Driving recreational or all-terrain vehicles (ATVs) is a popular way to spend leisure time or a vacation. However, farmers and farm laborers use ATVs to maintain the farm. The fun, enjoyable nature of driving an ATV can mask the substantial risk of injury that may arise due to negligent driving. According to the United States Consumer Product Safety Commission, more than 150,000 people went to the ER for ATV-related injuries in 2007. Often the victims of ATV accidents are kids.
If the plaintiff is partially at fault in an ATV accident, their damages may be reduced.
Do those that are hurt in an ATV accident have any recourse? Most recreational vehicle accident cases turn on fault. The primary issue is who caused the accident. If someone other than the victim caused an ATV accident, the victim can sue on the grounds of negligence by showing that the defendant (1) had a duty to the victim, (2) breached the duty, (3) the breach caused the accident, and (4) the victim sustained losses and actual damages. However, often more than one person is at fault for an accident. In those cases, the jury will allocate a percentage of fault to each party and apportion the damages accordingly.
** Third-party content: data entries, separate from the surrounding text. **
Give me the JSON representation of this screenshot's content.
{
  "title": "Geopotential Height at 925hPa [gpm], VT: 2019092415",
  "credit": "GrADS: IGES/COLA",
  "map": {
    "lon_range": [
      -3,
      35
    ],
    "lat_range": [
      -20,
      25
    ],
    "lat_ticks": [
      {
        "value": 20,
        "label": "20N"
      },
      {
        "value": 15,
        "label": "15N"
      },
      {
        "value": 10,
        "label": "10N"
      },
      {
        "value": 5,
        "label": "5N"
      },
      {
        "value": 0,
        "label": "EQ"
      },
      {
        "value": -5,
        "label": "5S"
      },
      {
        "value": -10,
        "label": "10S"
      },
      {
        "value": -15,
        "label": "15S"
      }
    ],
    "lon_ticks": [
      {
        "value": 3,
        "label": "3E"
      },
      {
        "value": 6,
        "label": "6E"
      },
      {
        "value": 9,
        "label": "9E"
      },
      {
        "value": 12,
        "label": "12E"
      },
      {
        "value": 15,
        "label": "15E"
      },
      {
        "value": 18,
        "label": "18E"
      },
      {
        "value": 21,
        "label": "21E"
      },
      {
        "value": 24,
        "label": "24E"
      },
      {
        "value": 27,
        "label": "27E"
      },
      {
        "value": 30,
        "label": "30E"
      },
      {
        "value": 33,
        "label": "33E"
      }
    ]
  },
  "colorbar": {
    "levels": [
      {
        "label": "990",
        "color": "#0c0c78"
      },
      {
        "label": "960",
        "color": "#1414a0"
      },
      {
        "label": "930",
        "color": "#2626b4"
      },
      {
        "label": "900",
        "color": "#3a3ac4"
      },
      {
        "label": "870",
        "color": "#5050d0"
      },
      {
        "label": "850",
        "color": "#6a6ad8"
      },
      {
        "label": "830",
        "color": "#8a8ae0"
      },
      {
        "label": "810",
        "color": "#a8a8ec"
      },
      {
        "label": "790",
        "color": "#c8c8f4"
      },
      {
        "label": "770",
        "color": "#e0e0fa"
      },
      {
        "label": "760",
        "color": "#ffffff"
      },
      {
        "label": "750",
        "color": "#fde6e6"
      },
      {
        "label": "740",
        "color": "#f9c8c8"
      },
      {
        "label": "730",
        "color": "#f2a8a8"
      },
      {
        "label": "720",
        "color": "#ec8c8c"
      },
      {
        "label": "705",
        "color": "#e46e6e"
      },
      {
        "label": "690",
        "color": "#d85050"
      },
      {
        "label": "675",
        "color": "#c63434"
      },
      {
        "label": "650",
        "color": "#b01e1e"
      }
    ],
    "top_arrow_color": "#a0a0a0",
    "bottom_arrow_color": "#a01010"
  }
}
As with car accidents and truck accidents, an ATV accident victim may be able to recover medical expenses, lost income, psychological anguish, property repairs, and pain and suffering. Where the at-fault party is covered by insurance, the accident victim may be able to recover a significant settlement, but usually not without the help of a personal injury attorney that has the experience to know how much the case is likely worth.
It is unfortunately common for those using ATVs for recreation to drive under the influence of drugs or alcohol, even though many states have made operating an ATV under the influence a criminal offense. If you are operating an ATV under the influence and get injured, it may be more difficult to obtain compensation from another party. However, if you are injured due to negligent actions an ATV driver who is operating under the influence, a criminal conviction for drunk driving can be powerful evidence in a civil personal injury lawsuit.
ATV Drivers That Cause An Accident
What if you were the operator of an ATV and are at fault for the accident? One common reason people get in ATV accidents is a lack of appropriate training. Not understanding how the vehicle works on rough terrain, on hillsides or on paved roads can lead to a crash or rollover.
Similarly, many children have accidents on ATVs that were intended to be driven by adults. In general, ATV engines that are 90cc and over are for children that are 16 or older. Children do not have the strength or experience to operate ATVs intended for adults. If your child is driving someone else's ATV without adult supervision and gets injured, you may be able to secure a settlement with the ATV owner's insurance company. Another common reason for ATV accidents is that the operator hauls a load or passengers that exceeds manufacturer recommendations. Adding weight to the ATV makes it less maneuverable and increases the likelihood that it will roll over.
Even if you are in a single-vehicle ATV accident, you may have recourse to recover compensation for your injuries in a products liability lawsuit. Sometimes an ATV accident that seems to be caused by operator error is actually caused by equipment failure, such as defective brakes or defective steering mechanisms, or even a defective helmet. In those cases, it may be appropriate to bring a suit against the manufacturer of the defective product.
It is important to preserve the ATV and your helmet if you believe equipment failure might have been responsible for your injuries. These are pieces of evidence that may need to be examined by an expert. If the trail you were on while driving the ATV was damaged, a premises liability case may be appropriate.